The midwife put her on my chest.
And I remember looking down at her and seeing the membranes covering her head. I said, “what is this?” Her head was born en caul! Margaret pulled it off.
I originally planned to have Noelle witness the birth. But I felt like a rabid animal, turning circles in the tub in pain and I didn’t want to be seen that way. I tell Noelle the baby came too fast (half true!) but she could come in now.
Noelle looks taken aback. Nervous. We invite her over to cut the cord.
I ask if it’s done pulsating and Margaret puts my hand on the cord. “Almost.” I feel the blood pulsating through the cord which is a cool experience.
Noelle cuts it half way, says she can’t do it and daddy cuts the rest.
I start feeling uncomfortable. Margaret suggests putting the baby to breast but I need this placenta out of me before I can breastfeed.
I don’t want to push anything else out.
I ask Kevin to hold Chloe.
He’s in the rocking chair holding her and Noelle is with them.
Margaret sits on the bed and loads a syringe with Pitocin. She tells me it’s just in case I don’t push the placenta out. I am thinking- I do NOT want that Pitocin.
Margaret comes to the edge of the tub. I need her firmness now. She senses this and instructs me to, “push it out, Katharine.” I bear down on her and she talks me through it and out comes the stupid placenta. I was so glad to have it out! That thing was huge.
Noelle and Kevin help me to my bed to lay down. I breastfeed baby. There are towels and blood everywhere. Kevin is talking about throwing them away and getting new ones at Costco.
Kevin also kept asking why she was so quiet. She didn’t cry much! Might be her temperament, the calm home birth and/or because she was born so fast, she needed a little oxygen after birth.
My midwife anticipated this because the same thing happened at Shiloh’s birth so she brought oxygen along with her.

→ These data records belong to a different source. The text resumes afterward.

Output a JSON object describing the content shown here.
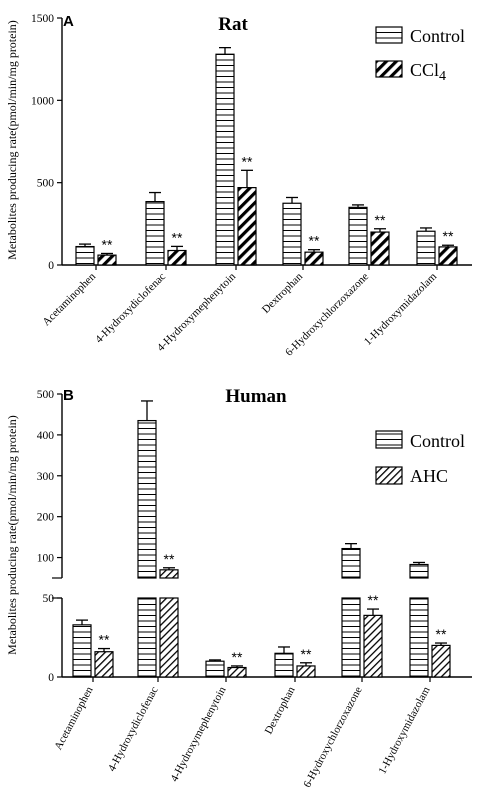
{
  "chart_data": [
    {
      "panel": "A",
      "type": "bar",
      "title": "Rat",
      "ylabel": "Metabolites producing rate(pmol/min/mg protein)",
      "ylim": [
        0,
        1500
      ],
      "yticks": [
        "0",
        "500",
        "1000",
        "1500"
      ],
      "categories": [
        "Acetaminophen",
        "4-Hydroxydiclofenac",
        "4-Hydroxymephenytoin",
        "Dextrophan",
        "6-Hydroxychlorzoxazone",
        "1-Hydroxymidazolam"
      ],
      "series": [
        {
          "name": "Control",
          "pattern": "horizontal-stripes",
          "values": [
            112,
            385,
            1280,
            375,
            350,
            205
          ],
          "errors": [
            15,
            55,
            40,
            35,
            15,
            20
          ]
        },
        {
          "name": "CCl4",
          "pattern": "diagonal-stripes",
          "values": [
            60,
            88,
            470,
            78,
            200,
            110
          ],
          "errors": [
            10,
            25,
            105,
            15,
            20,
            10
          ]
        }
      ],
      "annotations": [
        "**",
        "**",
        "**",
        "**",
        "**",
        "**"
      ],
      "legend": "top-right",
      "legend_labels": [
        "Control",
        "CCl"
      ],
      "legend_subscript": "4"
    },
    {
      "panel": "B",
      "type": "bar",
      "title": "Human",
      "ylabel": "Metabolites producing rate(pmol/min/mg protein)",
      "broken_axis": {
        "lower": [
          0,
          50
        ],
        "upper": [
          50,
          500
        ]
      },
      "yticks_lower": [
        "0",
        "50"
      ],
      "yticks_upper": [
        "100",
        "200",
        "300",
        "400",
        "500"
      ],
      "categories": [
        "Acetaminophen",
        "4-Hydroxydiclofenac",
        "4-Hydroxymephenytoin",
        "Dextrophan",
        "6-Hydroxychlorzoxazone",
        "1-Hydroxymidazolam"
      ],
      "series": [
        {
          "name": "Control",
          "pattern": "horizontal-stripes",
          "values": [
            33,
            435,
            10,
            15,
            122,
            83
          ],
          "errors": [
            3,
            48,
            0.8,
            4,
            12,
            5
          ]
        },
        {
          "name": "AHC",
          "pattern": "diagonal-stripes",
          "values": [
            16,
            70,
            6,
            7,
            39,
            20
          ],
          "errors": [
            2,
            5,
            1,
            2,
            4,
            1.5
          ]
        }
      ],
      "annotations": [
        "**",
        "**",
        "**",
        "**",
        "**",
        "**"
      ],
      "legend": "top-right",
      "legend_labels": [
        "Control",
        "AHC"
      ]
    }
  ]
}
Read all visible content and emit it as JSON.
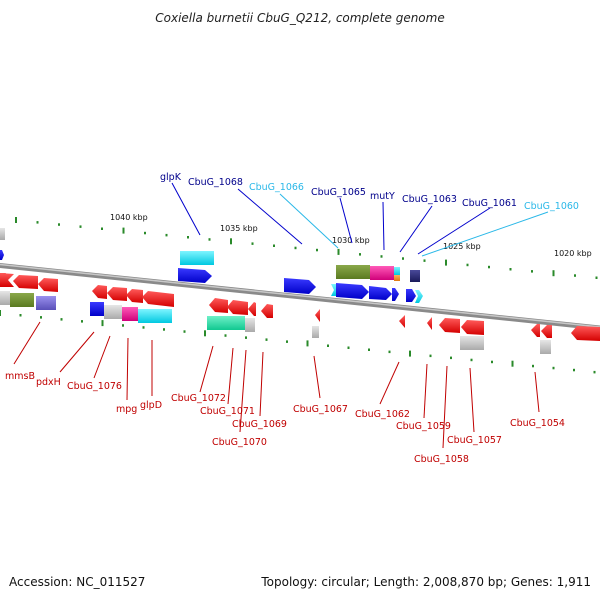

We checked in with our awesome pediatrician who said ”it’s counter medical advice but I think it’d be more dangerous to go out in the rain after having just given birth than it would be to just stay home and continue to give her a little oxygen and monitor her.”
Turns out our pediatrician has had home births for 5 of his 9 children. And he was right. Everything worked out just fine in the end.
Noelle got to be involved; bringing towels, bringing Margaret her bag, helping cut the cord and helping me to bed.
I believe having Noelle in the birthing room bonded her closer to her baby sister and I certainly felt closer to her.
Chloe, thank you for choosing me as your mama. I will love you forever.